Haroun Kabadi conseiller spécial du Président de la République: Que retiendrons-nous de l’affaire des manuels scolaires ?

harounkabadi1.jpgQuel ne fut pas notre étonnement d’apprendre la nomination de Haroun Kabadi comme conseiller spécial du président de la République ! Après tant de tapage médiatique sur cette affaire de détournement au ministère de l’Education nationale, qui a éclaboussé bon nombre de nos hautes autorités, l’opinion tchadienne ne peut que constater la mort certaine de la poursuite judiciaire engagée contre les accusés.

Dans cette affaire des manuels scolaires qui a fait couler beaucoup d’encre et de salive, et que plus d’un milliard de Fcfa est parti dans les poches des individus sans foi ni loi, les Tchadiens en général ont beaucoup apprécié la volte-face du président Idriss Déby Itno. Tous, on avait cru au retour de la justice et à l’enclenchement d’une vraie lutte contre les pilleurs des deniers publics. Aujourd’hui,  force est de constater qu’au Tchad, nous sombrons souvent dans des discours politiques circonstanciels et sensationnels. Du vrai bluff quand on sait qu’il n’y a jamais eu des arrestations sincères. Et pour le besoin de la cause, on crée des événements inattendus et on les récupère politiquement. Personne n’est dupe. Pour preuve, après la rocambolesque arrestation de quelques têtes d’affiche des départements ministériels, l’heure des élections approche. Il faut donc libérer ces poids lourds du MPS pour négocier à temps le suffrage de ceux-là qu’ils représentent dans leur région. Maintenant que Jacques Haroun Kabadi est relaxé et en même temps réhabilité avec un poste de Haute Consolation comme Conseiller Spécial à la présidence de la République, pourra-t-il conseiller sincèrement et honnêtement, surtout autrement Pédro pour cette fois-ci ?

Sachant aussi que le député fuyard, considéré comme le témoin oculaire dans l’affaire des manuels scolaires, n’étant pas là, le dossier reste vide. Nul doute que ceux qui sont restés à la Maison d’Arrêt de N’Djaména recouvreront la liberté eux aussi.

Nous ne sommes contre personne mais nous avions souhaité voir la justice aboutir à un jugement équitable et crédible.
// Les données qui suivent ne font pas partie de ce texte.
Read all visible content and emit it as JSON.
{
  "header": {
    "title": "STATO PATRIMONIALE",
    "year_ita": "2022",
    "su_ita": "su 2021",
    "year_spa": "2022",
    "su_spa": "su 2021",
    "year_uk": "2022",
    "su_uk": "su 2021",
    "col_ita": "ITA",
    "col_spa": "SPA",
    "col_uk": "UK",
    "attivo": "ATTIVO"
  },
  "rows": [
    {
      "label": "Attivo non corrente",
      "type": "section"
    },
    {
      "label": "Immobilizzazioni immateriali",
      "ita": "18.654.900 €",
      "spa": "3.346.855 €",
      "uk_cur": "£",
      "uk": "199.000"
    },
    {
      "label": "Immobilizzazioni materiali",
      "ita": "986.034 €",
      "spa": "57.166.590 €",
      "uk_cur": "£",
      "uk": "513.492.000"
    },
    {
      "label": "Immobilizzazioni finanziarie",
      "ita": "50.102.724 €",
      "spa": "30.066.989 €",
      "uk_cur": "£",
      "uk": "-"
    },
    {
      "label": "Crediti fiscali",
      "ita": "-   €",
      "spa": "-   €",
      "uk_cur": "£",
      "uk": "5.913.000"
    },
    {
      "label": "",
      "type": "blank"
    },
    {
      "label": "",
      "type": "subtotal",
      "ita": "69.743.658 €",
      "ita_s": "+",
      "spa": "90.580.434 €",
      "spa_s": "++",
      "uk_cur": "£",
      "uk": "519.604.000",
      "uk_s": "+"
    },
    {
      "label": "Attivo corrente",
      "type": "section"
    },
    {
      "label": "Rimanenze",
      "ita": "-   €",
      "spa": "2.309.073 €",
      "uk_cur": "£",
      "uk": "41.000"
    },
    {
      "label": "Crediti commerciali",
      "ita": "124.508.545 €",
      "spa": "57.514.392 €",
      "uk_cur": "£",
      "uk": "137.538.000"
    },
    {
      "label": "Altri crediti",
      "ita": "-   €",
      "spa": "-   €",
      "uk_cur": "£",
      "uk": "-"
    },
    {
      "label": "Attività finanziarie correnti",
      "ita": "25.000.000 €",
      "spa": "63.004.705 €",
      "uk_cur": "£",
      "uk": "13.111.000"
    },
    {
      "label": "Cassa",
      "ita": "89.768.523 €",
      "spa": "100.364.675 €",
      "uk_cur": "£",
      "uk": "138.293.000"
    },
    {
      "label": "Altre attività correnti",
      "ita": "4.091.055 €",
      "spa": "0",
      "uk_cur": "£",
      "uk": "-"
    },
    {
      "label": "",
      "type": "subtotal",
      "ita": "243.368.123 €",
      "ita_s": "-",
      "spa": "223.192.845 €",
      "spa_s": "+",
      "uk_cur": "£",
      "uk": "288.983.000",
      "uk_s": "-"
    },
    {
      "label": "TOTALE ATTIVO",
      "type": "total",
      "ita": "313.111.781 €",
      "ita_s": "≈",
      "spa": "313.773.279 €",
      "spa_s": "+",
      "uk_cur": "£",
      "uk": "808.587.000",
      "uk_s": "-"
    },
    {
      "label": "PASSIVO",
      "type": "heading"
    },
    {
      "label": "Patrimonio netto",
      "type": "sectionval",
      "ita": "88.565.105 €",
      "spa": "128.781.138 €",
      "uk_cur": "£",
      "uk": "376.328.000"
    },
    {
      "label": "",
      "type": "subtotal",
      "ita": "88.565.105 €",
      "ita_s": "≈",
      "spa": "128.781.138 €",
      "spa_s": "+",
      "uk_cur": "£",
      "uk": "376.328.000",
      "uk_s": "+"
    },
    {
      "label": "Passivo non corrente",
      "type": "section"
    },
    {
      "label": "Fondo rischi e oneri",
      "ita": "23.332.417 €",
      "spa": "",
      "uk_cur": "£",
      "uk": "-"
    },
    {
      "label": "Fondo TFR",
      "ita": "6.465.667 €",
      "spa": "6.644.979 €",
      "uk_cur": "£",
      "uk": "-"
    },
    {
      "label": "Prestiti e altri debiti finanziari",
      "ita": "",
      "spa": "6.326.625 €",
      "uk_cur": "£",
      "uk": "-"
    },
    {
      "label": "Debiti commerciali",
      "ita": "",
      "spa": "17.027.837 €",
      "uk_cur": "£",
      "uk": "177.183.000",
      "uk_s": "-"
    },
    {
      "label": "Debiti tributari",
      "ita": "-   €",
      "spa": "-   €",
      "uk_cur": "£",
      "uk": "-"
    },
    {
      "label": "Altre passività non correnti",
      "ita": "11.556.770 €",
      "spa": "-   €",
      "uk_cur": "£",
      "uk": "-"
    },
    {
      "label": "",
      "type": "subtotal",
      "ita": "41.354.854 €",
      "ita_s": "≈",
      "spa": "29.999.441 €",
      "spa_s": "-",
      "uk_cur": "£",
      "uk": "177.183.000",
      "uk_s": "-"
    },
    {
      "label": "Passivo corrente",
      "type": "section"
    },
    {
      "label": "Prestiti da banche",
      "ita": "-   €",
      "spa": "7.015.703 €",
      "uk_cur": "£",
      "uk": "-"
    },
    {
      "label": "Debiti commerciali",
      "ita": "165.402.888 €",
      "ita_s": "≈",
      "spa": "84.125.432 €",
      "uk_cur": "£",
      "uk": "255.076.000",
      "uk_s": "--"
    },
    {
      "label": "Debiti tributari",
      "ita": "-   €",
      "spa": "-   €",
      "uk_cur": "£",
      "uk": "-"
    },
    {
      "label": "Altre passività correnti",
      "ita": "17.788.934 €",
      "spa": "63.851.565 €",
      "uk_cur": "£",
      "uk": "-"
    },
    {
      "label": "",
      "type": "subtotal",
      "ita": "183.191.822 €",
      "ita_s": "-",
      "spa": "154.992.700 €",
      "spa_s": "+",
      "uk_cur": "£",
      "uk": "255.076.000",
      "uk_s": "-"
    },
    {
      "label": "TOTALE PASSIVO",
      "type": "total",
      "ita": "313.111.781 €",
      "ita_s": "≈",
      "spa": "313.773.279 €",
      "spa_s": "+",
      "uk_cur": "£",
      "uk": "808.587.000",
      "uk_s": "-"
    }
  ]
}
Qui peut aujourd’hui s’attendre à un bilan positif de la part du ministère de l’Assainissement public et de la Promotion de la bonne Gouvernance s’il n’existait pas une machine de répression.

L’enfer est pavé de bonnes intentions, dit-on, et le fait de flageller comme le font en permanence nos donneurs de leçons ne rend pas indépendante notre justice. Le Tchad est le résultat d’un formidable déséquilibre où les responsabilités demeurent entre les mains de ceux qui décident.

Le comble de malheur, c’est de voir cette vision de détournements et de l’assurance de l’impunité se perpétuer des années encore. Ah ! Comme nos dirigeants sont humanistes, il faudrait une bonne dose d’abnégation et de sacrifice pour abandonner en prison les amis qui vivaient une vie confortable.